I’ve had an interesting system down call with an existing Sametime 9.0.1 customer in the past week. The environment is over 18 months old and consists of every server component in single instances including ST Proxy, Meetings, ST Advanced and all Media components. The media components were added in Dec 2015 and everything has been fine. The Meeting and Proxy servers both have WAS proxies in front of them to handle traffic over port 80 / 443 separately. Last week the Meeting node was restarted and the WAS Proxy stopped working. It would load. The Meeting server was responding on its own application ports to http(s)://hostname:9080 / 9443 both worked but http(s)://hostname failed with
503 Service Unavailable
The WAS Proxy server showed started. There were no errors in the logs for that or the ST Meeting server. Not all WAS proxies were broken because the one in front of the ST Proxy server worked. In short that error suggests that the Meeting server is offline when we knew it wasn’t and since there isn’t any real configuration for the WAS Proxy other than what node it points to – there was nothing to troubleshoot. I tried deleting and recreating the WAS Proxy a few times, I tried switching it to use alternate ports 81/444, nothing would fix it.
It took a few days and some combined effort to find. The WAS team wanted us to upgrade to WAS fixpack 5 but that would mean upgrading 8 working servers in the hopes of fixes one WAS proxy. There was a suggestion that since the Meeting server was a single, not a cluster, I could just change the Meeting server ports to use 80/443 instead of 9080/9443 and do away with the WAS proxy entirely. That would get rid of the problem but not fix it, just circumvent it. I wanted to fix it and find out why it happened.
I had checked the virtual hosts to make sure the hostname / port combination was in the stmeet host and wasn’t anywhere else and discovered that in default_host new wildcard port entries had appeared for ports 80 and 443. I had already deleted those but that didn’t fix the problem. How did those port entries appear ? I’ve seen this before when you install new ST servers (as we did with Media in Dec) it come sometimes write virtual host entries to the wrong places. In fact that was my first guess but after I removed those entries from default_host and it still didn’t fix the problem I was out of ideas. Then Tony Payne from IBM spotted that the admin_host virtual host which is only used by the SSC had the ports 9080 and 9443 in it when it should only have 8700 and 8701. Again I assume these were added by the previous server installs and of course I never went to look there because the Meeting server was specifically set to use the STMeet host.
I removed those extra ports from the admin_host virtual host definition and restarted the Meeting node and servers (clearing the temp directories first \profilename\temp and \profilename\wstemp as well as \profilename\config\temp) and that fixed the problem.
So why was the presence of those two ports 9080/9443 (used by the ST Meeting server) that were in a virtual host the ST Meeting server doesn’t even use causing the WAS Proxy to break? Why didn’t the Meeting server itself break and why didn’t the ST Proxy Server which also had a WAS proxy in front of it break?

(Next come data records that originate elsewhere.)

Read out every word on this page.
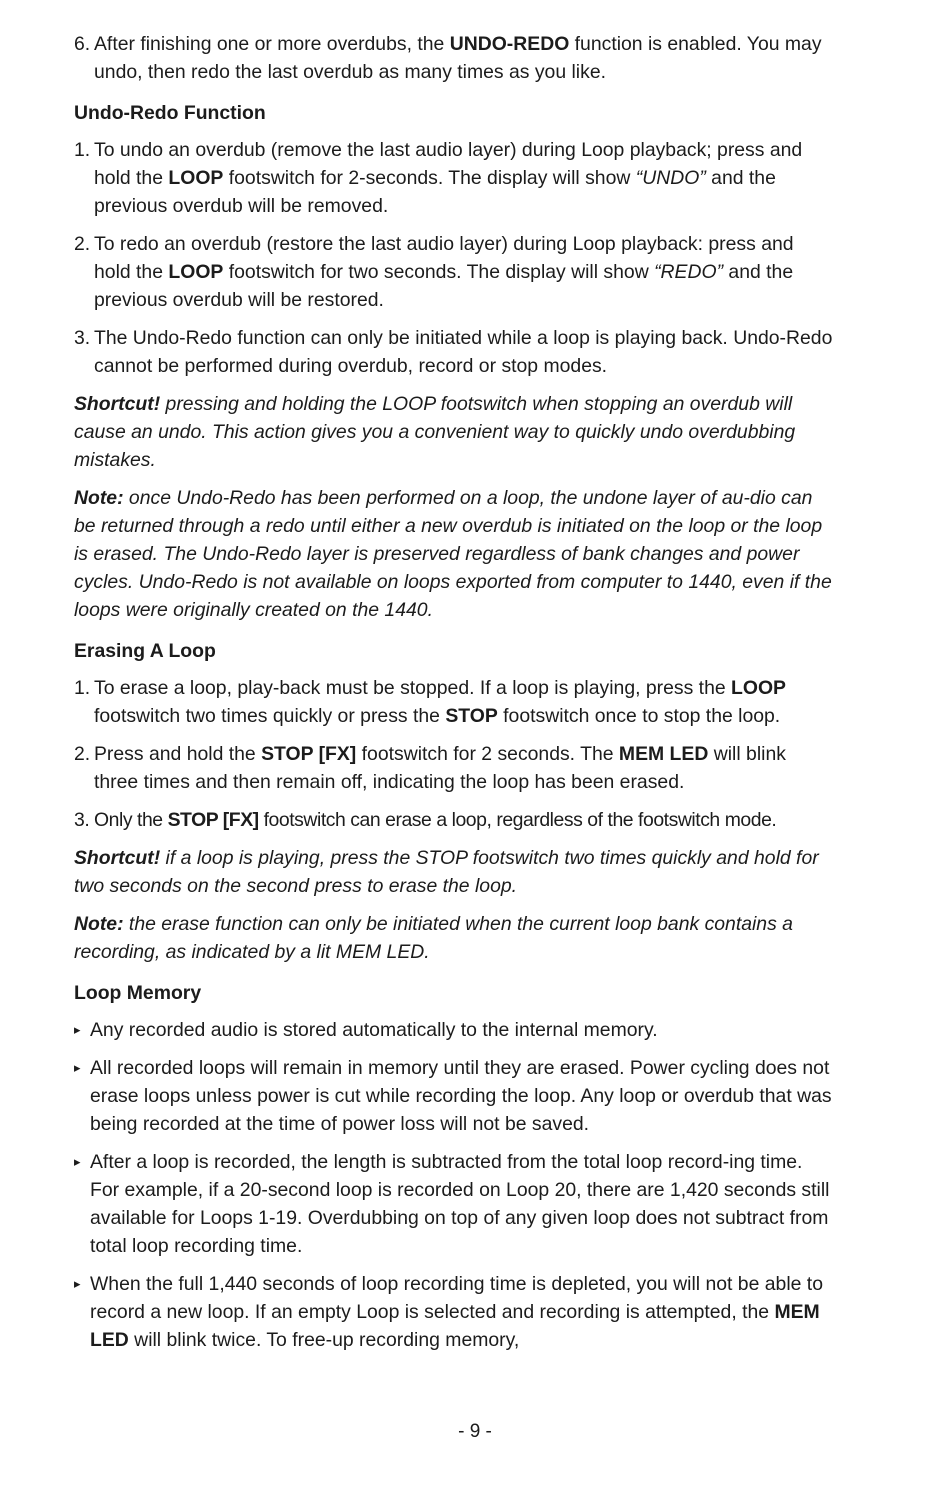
6. After finishing one or more overdubs, the UNDO-REDO function is enabled. You may undo, then redo the last overdub as many times as you like.

Undo-Redo Function

1. To undo an overdub (remove the last audio layer) during Loop playback; press and hold the LOOP footswitch for 2-seconds. The display will show “UNDO” and the previous overdub will be removed.

2. To redo an overdub (restore the last audio layer) during Loop playback: press and hold the LOOP footswitch for two seconds. The display will show “REDO” and the previous overdub will be restored.

3. The Undo-Redo function can only be initiated while a loop is playing back. Undo-Redo cannot be performed during overdub, record or stop modes.

Shortcut! pressing and holding the LOOP footswitch when stopping an overdub will cause an undo. This action gives you a convenient way to quickly undo overdubbing mistakes.

Note: once Undo-Redo has been performed on a loop, the undone layer of au-dio can be returned through a redo until either a new overdub is initiated on the loop or the loop is erased. The Undo-Redo layer is preserved regardless of bank changes and power cycles. Undo-Redo is not available on loops exported from computer to 1440, even if the loops were originally created on the 1440.

Erasing A Loop

1. To erase a loop, play-back must be stopped. If a loop is playing, press the LOOP footswitch two times quickly or press the STOP footswitch once to stop the loop.

2. Press and hold the STOP [FX] footswitch for 2 seconds. The MEM LED will blink three times and then remain off, indicating the loop has been erased.

3. Only the STOP [FX] footswitch can erase a loop, regardless of the footswitch mode.

Shortcut! if a loop is playing, press the STOP footswitch two times quickly and hold for two seconds on the second press to erase the loop.

Note: the erase function can only be initiated when the current loop bank contains a recording, as indicated by a lit MEM LED.

Loop Memory

▸ Any recorded audio is stored automatically to the internal memory.

▸ All recorded loops will remain in memory until they are erased. Power cycling does not erase loops unless power is cut while recording the loop. Any loop or overdub that was being recorded at the time of power loss will not be saved.

▸ After a loop is recorded, the length is subtracted from the total loop record-ing time. For example, if a 20-second loop is recorded on Loop 20, there are 1,420 seconds still available for Loops 1-19. Overdubbing on top of any given loop does not subtract from total loop recording time.

▸ When the full 1,440 seconds of loop recording time is depleted, you will not be able to record a new loop. If an empty Loop is selected and recording is attempted, the MEM LED will blink twice. To free-up recording memory,

- 9 -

Turns out that no matter what virtual host mapping you have in place for applications, in Sametime the code checks the admin_host and if a port appears there – it silently disables looking up any other host. The fact that the Meeting server ports appeared at all in the admin_host meant that the STMeet host was being ignored and the WAS Proxy had no way to direct the traffic.
Unfortunately none of that is visible in the logs or in debug logs which all reported the servers and services using the correct STMeet host. So it wasn’t something that was able to be seen. It was a combination of Tony seeing the admin entries and me having had a previous call with a server install which added ports to unwanted virtual hosts that allowed us to find it and fix it.
The ST Proxy server itself wasn’t affected because that server was running on 9082/9445 so its ports weren’t in admin_host and its virtual host therefore wasn’t ignored.
Always good to have a problem fixed and learn a ton of stuff about application behaviour at the same time 🙂